John Stoddard ricorda che quando era ragazzo nella sua parrocchia si doveva cambiare pastore.
Il candidato doveva subire un esame di teologia, dinanzi a una commissione composta di calvinisti di diverse sfumature: alcuni più rigidi, altri meno.
Il pastore fu sottoposto a un fuoco di fila di interrogazioni, alle quali spondeva con scaltrezza, per non urtare la suscettibilità delle diverse tendenze.
Nonostante tutta l‘attenzione, lo scontro avvenne; però, non fra candidato e gli esaminatori, ma tra gli esaminatori stessi; l‘assemblea si tramutò in un pandemonio.
Questo episodio aprì il primo spiraglio di dubbio nel ragazzo: quale società poteva essere quella che non aveva né un capo, né una dottrina?
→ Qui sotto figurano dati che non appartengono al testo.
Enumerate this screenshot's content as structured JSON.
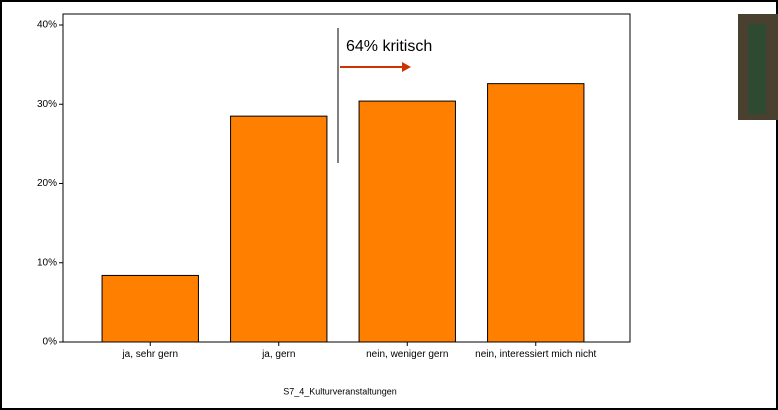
{
  "chart_data": {
    "type": "bar",
    "categories": [
      "ja, sehr gern",
      "ja, gern",
      "nein, weniger gern",
      "nein, interessiert mich nicht"
    ],
    "values": [
      8.4,
      28.5,
      30.4,
      32.6
    ],
    "color": "#ff8000",
    "ylim": [
      0,
      40
    ],
    "yticks": [
      {
        "value": 0,
        "label": "0%"
      },
      {
        "value": 10,
        "label": "10%"
      },
      {
        "value": 20,
        "label": "20%"
      },
      {
        "value": 30,
        "label": "30%"
      },
      {
        "value": 40,
        "label": "40%"
      }
    ],
    "x_label": "S7_4_Kulturveranstaltungen",
    "annotation": "64% kritisch",
    "annotation_color": "#cc3300"
  }
}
Crescendo, lo Stoddard cadde nell‘incredulità; ma, finalmente potè ricostruire la sua fede.
Ospite di signori protestanti, una giovinetta cattolica domandò a Stoddard se vi fosse in quelle vicinanze, una chiesa cattolica.
«C‘è una miserabile cappella – rispose lo scrittore – a tre miglia.
Alle funzioni assistono solo, poveri servi italiani e irlandesi».
«Bene – rispose la giovane: – è proprio il posto dove io debbo andare.
D’altra parte, la religione alla quale appartengo, cominciò in una stalla».
Questa semplicità e fermezza di fede lo sconvolse e spinse lo scrittore ad entrare, insieme alla moglie, nella Chiesa cattolica.